Benjamin: I can see in you now as you listen to me play that your eyes are shining, you're nearly in tears, you have a different way of breathing. What's fascinating is we carry those memories throughout life, so when you're in an old person's home at age 101, and everything is gone, your musical memories will stay. That's one of the miracles. There are so many stories that music penetrates deep into the DNA and it stays even when everything else is gone [breaks into another Beethoven song].
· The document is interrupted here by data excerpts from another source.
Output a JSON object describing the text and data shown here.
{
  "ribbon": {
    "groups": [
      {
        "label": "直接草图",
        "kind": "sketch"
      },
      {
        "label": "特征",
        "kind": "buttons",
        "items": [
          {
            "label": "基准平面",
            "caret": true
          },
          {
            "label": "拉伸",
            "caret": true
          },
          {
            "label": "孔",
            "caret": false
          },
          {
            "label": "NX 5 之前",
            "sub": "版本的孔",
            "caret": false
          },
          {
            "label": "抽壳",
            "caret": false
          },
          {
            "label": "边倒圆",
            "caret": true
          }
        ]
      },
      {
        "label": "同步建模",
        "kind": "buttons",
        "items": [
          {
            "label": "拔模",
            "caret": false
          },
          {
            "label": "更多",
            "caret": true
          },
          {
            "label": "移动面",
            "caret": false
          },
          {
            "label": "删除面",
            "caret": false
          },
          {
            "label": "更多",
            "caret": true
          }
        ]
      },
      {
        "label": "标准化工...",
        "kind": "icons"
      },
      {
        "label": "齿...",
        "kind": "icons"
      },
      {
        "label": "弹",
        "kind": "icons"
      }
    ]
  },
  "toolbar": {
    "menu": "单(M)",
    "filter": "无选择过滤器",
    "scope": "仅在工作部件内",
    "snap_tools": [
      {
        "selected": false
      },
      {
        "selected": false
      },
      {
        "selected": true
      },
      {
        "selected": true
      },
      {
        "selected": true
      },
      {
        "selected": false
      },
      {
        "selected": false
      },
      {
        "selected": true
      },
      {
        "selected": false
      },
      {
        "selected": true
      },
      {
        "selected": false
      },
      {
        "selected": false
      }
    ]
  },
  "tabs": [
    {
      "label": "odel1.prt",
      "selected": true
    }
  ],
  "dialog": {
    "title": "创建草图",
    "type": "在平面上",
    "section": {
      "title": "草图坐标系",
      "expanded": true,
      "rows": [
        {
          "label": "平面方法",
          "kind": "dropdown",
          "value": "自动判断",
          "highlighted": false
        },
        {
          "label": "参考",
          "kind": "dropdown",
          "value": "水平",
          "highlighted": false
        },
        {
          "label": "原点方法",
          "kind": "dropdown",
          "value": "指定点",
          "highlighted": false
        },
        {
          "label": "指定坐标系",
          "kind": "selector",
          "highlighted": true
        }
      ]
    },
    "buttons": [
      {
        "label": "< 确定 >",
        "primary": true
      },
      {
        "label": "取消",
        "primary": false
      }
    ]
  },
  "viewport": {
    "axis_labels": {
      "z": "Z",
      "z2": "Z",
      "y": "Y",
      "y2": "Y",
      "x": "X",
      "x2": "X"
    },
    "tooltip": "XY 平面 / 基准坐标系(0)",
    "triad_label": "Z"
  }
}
Truffld: Many of us will never or can never fully grasp what's happening between the conductor-orchestra relationship. How would you describe what's taking place?
Benjamin: It's a mystery because the conductor doesn't play a note, but with the hands we can mold the sound and the direction, dynamic, energy, excitement, and tempo. You have to assume that most orchestra players are what I call, "Two buttock players," where they're more stationary, but they're waiting to be released like a bird out of a cage. They want to soar, to dive, to feel and emote, and the conductor is the one who guides the shape to their flight or they'd be flying in all directions.
Some people think that it's about playing perfectly, but it isn't enough. The expression, the character, and communication is still more important. Beethoven didn't mind wrong notes, he minded wrong character. Generating the joy and love – music is a wonderful vehicle for that because it isn't about winning and losing, it's not about making money, or fame or fortune. It's about sharing, the energy, the impulse, and playing with the whole heart to a point that you don't feel time.